Eu obviamente não diria o motivo, não por não confiar nele o bastante, mas porque sempre tive dificuldade em falar sobre as coisas que sinto, e isso acontece desde que eu era bem nova. Mas agora eu estava aqui, depois de brigar com minha família, por eles não confiarem o bastante no meu potencial e acharem que eu não era capaz de concluir essa missão sem me apaixonar por meu alvo. Eu definitivamente não conseguiria dormir na mesma casa que nenhum deles essa noite, poderia ir para um hotel ou até para a casa de Mel, mas algo me trouxe até aqui.

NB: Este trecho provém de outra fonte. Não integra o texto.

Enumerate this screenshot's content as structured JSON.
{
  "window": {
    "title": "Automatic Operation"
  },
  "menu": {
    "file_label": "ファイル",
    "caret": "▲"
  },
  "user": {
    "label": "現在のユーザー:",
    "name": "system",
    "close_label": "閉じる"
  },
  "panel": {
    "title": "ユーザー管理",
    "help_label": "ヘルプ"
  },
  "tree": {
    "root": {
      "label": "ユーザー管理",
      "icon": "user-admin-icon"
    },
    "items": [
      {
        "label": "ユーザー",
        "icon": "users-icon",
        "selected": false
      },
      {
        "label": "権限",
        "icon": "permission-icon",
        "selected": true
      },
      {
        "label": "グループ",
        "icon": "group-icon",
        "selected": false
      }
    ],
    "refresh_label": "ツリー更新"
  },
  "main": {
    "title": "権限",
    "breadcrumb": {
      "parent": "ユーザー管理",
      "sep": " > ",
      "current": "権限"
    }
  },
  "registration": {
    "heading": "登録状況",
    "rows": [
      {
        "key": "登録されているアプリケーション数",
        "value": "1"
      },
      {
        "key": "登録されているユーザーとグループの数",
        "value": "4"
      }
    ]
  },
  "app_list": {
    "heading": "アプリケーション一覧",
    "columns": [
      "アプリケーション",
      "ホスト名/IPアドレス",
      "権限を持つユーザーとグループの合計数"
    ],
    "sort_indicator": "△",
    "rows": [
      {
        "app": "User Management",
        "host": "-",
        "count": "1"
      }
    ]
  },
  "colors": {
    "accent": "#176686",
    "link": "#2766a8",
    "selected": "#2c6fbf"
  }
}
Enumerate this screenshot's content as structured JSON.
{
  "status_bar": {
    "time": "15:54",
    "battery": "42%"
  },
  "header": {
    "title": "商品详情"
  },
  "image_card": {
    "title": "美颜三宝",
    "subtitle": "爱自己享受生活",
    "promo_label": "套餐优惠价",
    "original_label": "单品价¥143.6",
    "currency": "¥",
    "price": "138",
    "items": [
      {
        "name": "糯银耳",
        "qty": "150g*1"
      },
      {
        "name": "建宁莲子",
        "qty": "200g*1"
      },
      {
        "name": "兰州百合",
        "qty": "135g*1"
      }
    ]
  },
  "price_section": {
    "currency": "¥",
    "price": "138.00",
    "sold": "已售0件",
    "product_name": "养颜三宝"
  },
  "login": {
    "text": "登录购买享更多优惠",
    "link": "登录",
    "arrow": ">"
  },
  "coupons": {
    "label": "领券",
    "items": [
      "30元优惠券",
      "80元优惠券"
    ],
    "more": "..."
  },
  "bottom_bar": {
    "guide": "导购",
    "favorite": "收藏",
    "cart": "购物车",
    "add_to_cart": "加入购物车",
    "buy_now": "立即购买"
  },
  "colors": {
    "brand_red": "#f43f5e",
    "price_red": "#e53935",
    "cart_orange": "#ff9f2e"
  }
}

— Você avisou que estava vindo e simplesmente entrou, fez um sanduíche com a comida dos meus sobrinhos e ficou aí sentada feito uma assombração na cozinha. Não pensou que poderia assustar as crianças?— Vicent é tão protetor com seus sobrinhos, amo quando fala deles.
— Na verdade, foram eles que fizeram meu sanduíche e pediram para que eu ficasse sentada aqui. Eles me adotaram como se eu fosse um cachorro e tentaram me esconder para que você não me encontrasse— Dei mais uma mordida no pão recheado com as mil coisas que eles encontraram na geladeira. Disseram que eu estava magra demais, então me encheram de comida, e eu obviamente aceitei sem pensar duas vezes.

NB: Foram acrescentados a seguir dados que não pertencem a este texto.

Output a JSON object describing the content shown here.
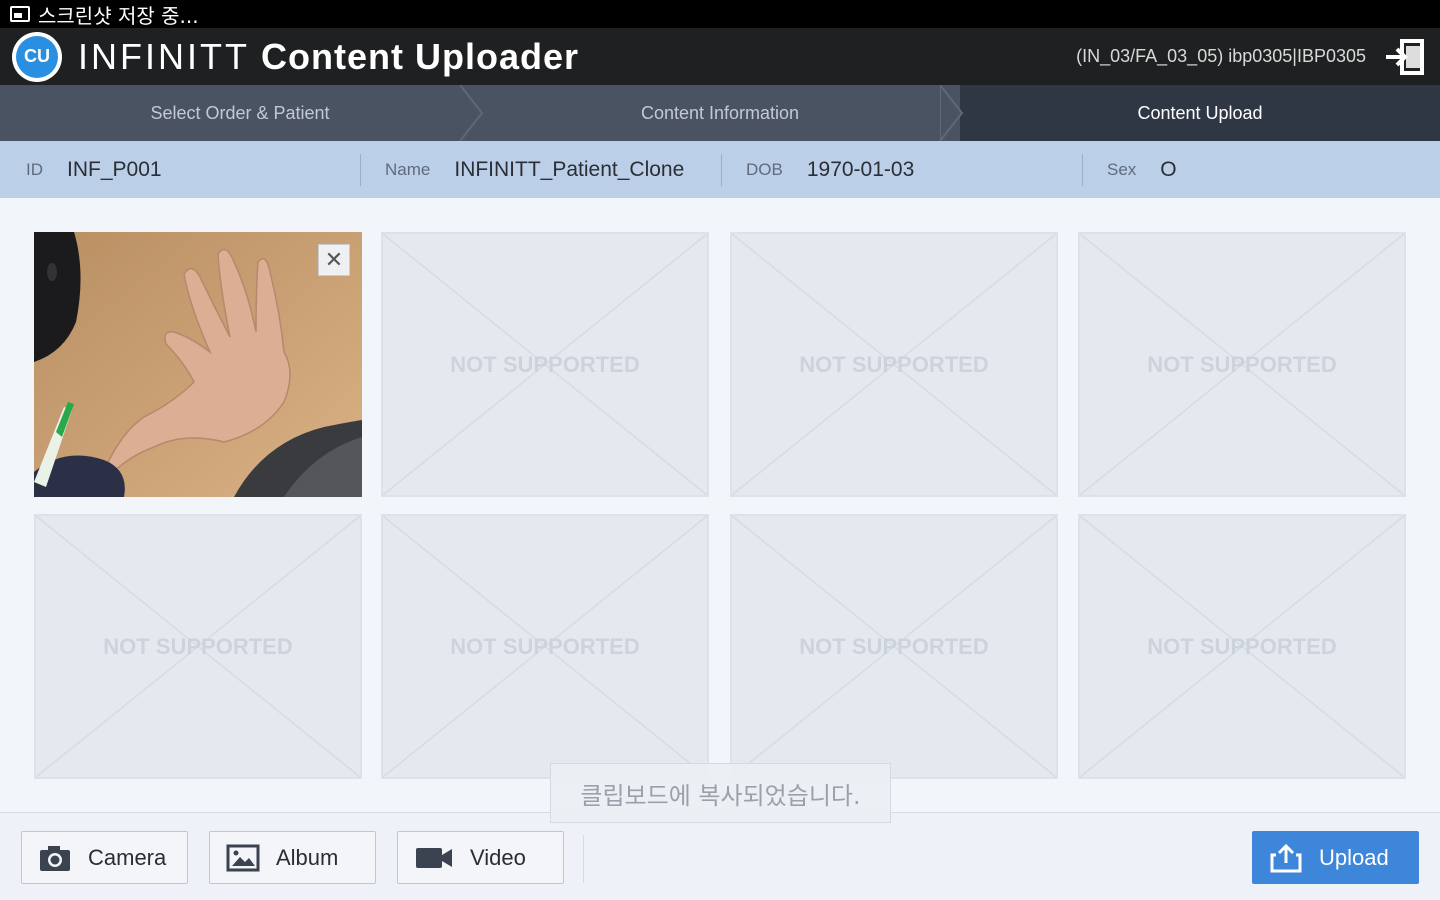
{
  "status_bar": {
    "text": "스크린샷 저장 중..."
  },
  "app": {
    "logo_text": "CU",
    "title_brand": "INFINITT",
    "title_rest": "Content Uploader",
    "user_info": "(IN_03/FA_03_05) ibp0305|IBP0305"
  },
  "steps": [
    {
      "label": "Select Order & Patient"
    },
    {
      "label": "Content Information"
    },
    {
      "label": "Content Upload"
    }
  ],
  "patient": {
    "id_label": "ID",
    "id_value": "INF_P001",
    "name_label": "Name",
    "name_value": "INFINITT_Patient_Clone",
    "dob_label": "DOB",
    "dob_value": "1970-01-03",
    "sex_label": "Sex",
    "sex_value": "O"
  },
  "tiles": {
    "not_supported": "NOT SUPPORTED",
    "remove_symbol": "✕"
  },
  "toast": "클립보드에 복사되었습니다.",
  "toolbar": {
    "camera_label": "Camera",
    "album_label": "Album",
    "video_label": "Video",
    "upload_label": "Upload"
  }
}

Finalmente olhei para ele, analisando sua aparência com mais cuidado agora. James Vicent Cole Hacker, definitivamente é o homem mais bonito que já vi, ainda mais quando parece frustrado com algo, e eu sei que ele vêm tendo esse sentimento desde que começamos a nos encontrar com mais frequência.

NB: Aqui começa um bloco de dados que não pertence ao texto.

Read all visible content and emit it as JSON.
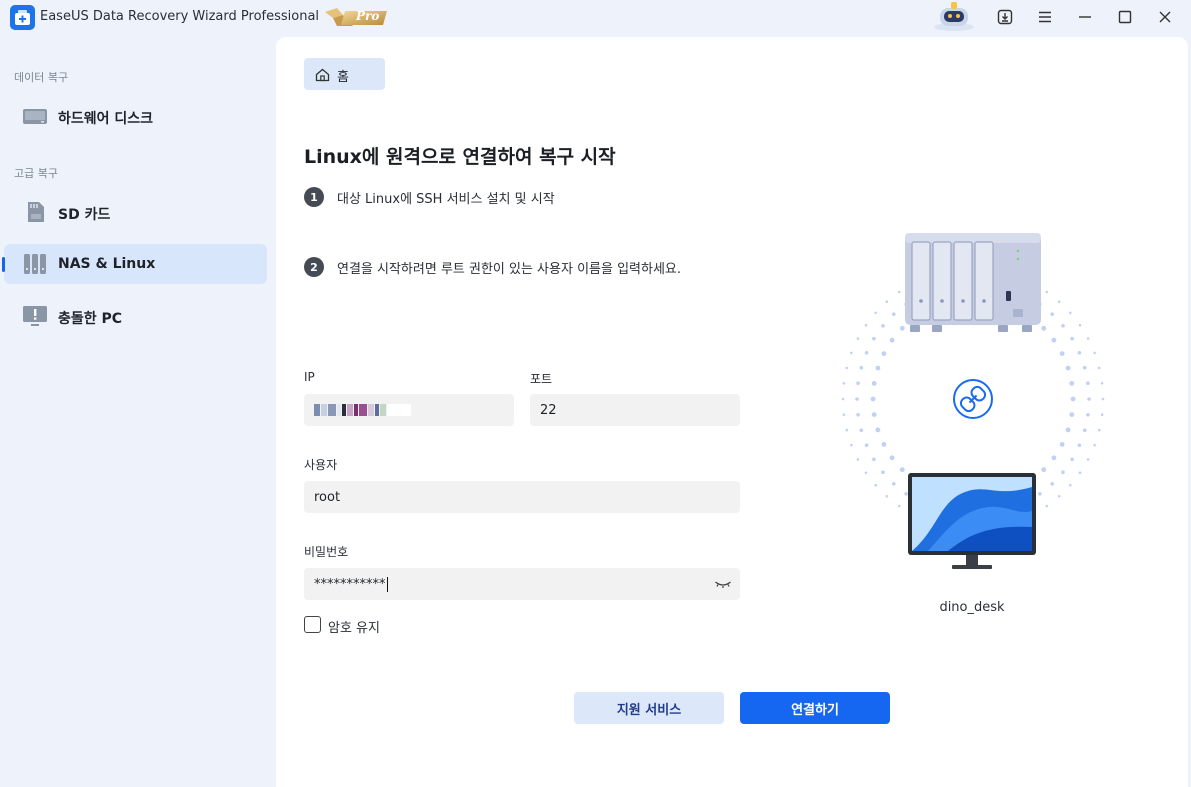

Sua postura é impecável, seus cabelos bagunçados pelas vezes em que ele passou os dedos entre os fios, apenas para controlar os nervos em apenas pensar em me ter tão perto de seus bens mais preciosos. Sua camisa branca com alguns botões abertos, deixando pouco para a visão e muito para a imaginação.
— Meus sobrinhos certamente vão me enlouquecer algum dia— Ele soltou uma risadinha nasal e começou a caminhar em minha direção com a mesma calma de um animal espreitando sua presa
— Preciso que fique um pouco distante, James— Eu não estava em meu mais perfeito juízo, e se ele me tocasse agora, eu perderia totalmente o meu controle e faria aquilo que minha família espera de mim. E eu não posso fracassar, não agora que me subestimaram.
Sua respiração estava calma e seus olhos sempre focados nos meus, como se ele estivesse lendo todos os meus pensamentos e totalmente pronto para fazer o contrário de minhas palavras, pois sabe que meu desejos ficaram em oculto em meio ao meu abismo de pensamentos. Mas mesmo que eu fizesse o possível para esconder, James sabia que estava alí, o desejo de seu toque ainda crescendo a cada passo seu.
— Por que exatamente você está aqui, Aly?— Como dizer a ele que briguei com meus irmãos pela a ameaça contra seus sobrinhos e que eles disseram que eu estava me apegando a ele? Acho que ele teria o mesmo pensamento que todos, mas não gosto de mentiras
— Não gostei do que Lorenzo fez, da ameaça escondida em palavras mansas. São apenas crianças e não devem ficar no meio de uma guerra de máfias. Eu odiaria se você fizesse isso com Angelina e provavelmente te mataria— Dei a última mordida no sanduíche e ele já estava mais perto do que eu gostaria.
Eu estava sentada no balcão na cozinha durante todo o nosso diálogo e meu lanche da madrugada, e agora ele estava quase no meio das minhas pernas. Era quase impossível não imaginar senti-lo aqui mesmo nessa cozinha, enquanto luto internamente para não fazer barulho e acordar as crianças no andar de cima.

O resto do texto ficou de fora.